One admirable thing our good GoBlog pal Climb_Ca did the other day was encourage everybody to stop by the Outdoors Pro blog and buck up its author, Mark, A U.S. Navy veteran and current ski/rafting guide who laments his traffic hasn’t been worth squat of late. Mark’s blog is among the cream of the outdoor-blogging crop but I have to admit I’ve become a lapsed reader as well. The guy’s a good writer and photographer and it shows in his posts.

I’m always up for helping out another blogger in need, so here’s what I’d suggest Mark do to keep people hanging around:

1. Fix your RSS feed. This is mandatory — I don’t read blogs without RSS feeds. I can keep up with 50 blogs if their updates show up in my RSS reader, but this has made me too lazy to bother bookmarking blogs and checking for updates. Why should you go to all this hassle of figuring out how to fix your feed?
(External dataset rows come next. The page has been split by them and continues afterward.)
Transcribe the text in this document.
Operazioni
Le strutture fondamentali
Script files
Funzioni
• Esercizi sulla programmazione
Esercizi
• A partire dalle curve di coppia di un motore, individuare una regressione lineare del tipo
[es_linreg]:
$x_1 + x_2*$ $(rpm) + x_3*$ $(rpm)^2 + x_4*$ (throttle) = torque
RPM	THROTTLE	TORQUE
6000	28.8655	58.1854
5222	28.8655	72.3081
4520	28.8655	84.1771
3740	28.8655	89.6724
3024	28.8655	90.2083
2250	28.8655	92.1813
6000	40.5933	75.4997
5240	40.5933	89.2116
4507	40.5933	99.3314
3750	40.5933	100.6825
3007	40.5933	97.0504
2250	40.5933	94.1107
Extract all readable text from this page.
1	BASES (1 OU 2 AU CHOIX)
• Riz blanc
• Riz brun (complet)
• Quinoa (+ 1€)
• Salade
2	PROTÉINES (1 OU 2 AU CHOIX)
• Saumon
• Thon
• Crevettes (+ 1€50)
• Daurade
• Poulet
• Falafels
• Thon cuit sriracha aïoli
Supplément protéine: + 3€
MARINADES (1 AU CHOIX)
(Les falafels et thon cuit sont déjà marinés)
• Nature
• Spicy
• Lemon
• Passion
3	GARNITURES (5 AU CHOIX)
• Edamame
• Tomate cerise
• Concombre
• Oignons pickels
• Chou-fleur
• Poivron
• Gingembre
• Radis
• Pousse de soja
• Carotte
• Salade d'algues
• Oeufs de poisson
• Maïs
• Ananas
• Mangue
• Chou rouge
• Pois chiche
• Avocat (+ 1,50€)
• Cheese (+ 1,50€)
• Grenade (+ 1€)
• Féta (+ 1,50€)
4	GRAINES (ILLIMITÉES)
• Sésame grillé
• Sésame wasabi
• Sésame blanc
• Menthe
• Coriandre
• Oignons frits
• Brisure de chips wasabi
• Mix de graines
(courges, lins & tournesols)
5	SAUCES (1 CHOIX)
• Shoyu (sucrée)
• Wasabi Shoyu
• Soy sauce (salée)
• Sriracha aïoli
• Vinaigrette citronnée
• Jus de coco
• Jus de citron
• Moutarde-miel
Because all us hardcore bloggers are incorrigible RSS addicts, and our beast requires feeds.

2. Don’t dwell on readership. Blogging is not a popularity contest, it’s a way to create digital evidence of the fact that you existed in this bit of history. Time spent blogging could invariably be better devoted to a more productive task, but once you become a blogger you become something like a painter or musician or pottery maker: you do it because you can’t imagine not doing it.


3. Go with what you know. This is easy because 90 percent of the time it’s what you’re doing already: writing and photographing the work of an outdoors professional. It’s documentary blogging that can’t be found anywhere else because nobody else is living your life and is lucky enough to have the facility with words to document it. Write what you know, photograph what you see, and you can’t go wrong.

4. Avoid what you don’t know.

Your political posts are a major buzz kill: grating to lefties, unoriginal to righties and bewildering to everyone else. I’ve found that it’s best to leave the politics to the professionals and the fanatics. If I had anything interesting or original to say to them, they’d have disovered me ages ago and I’d have my own talk-radio show by now. I tried political blogging after 9/11 like everybody else did but I lost interest when I realized a) I was just saying what other people were saying and b) I didn’t really know what I was talking about, and I lacked the time and motivation to rectify it. If you had a true aptitude for politics, you’d be raking in the big bucks as a campaign consultant or raking in the graft as an elected official. You’ve got a worthwhile trade, you’re doing worthwhile work, and your blog does a worthwhile job of documenting it. That’s enough, really.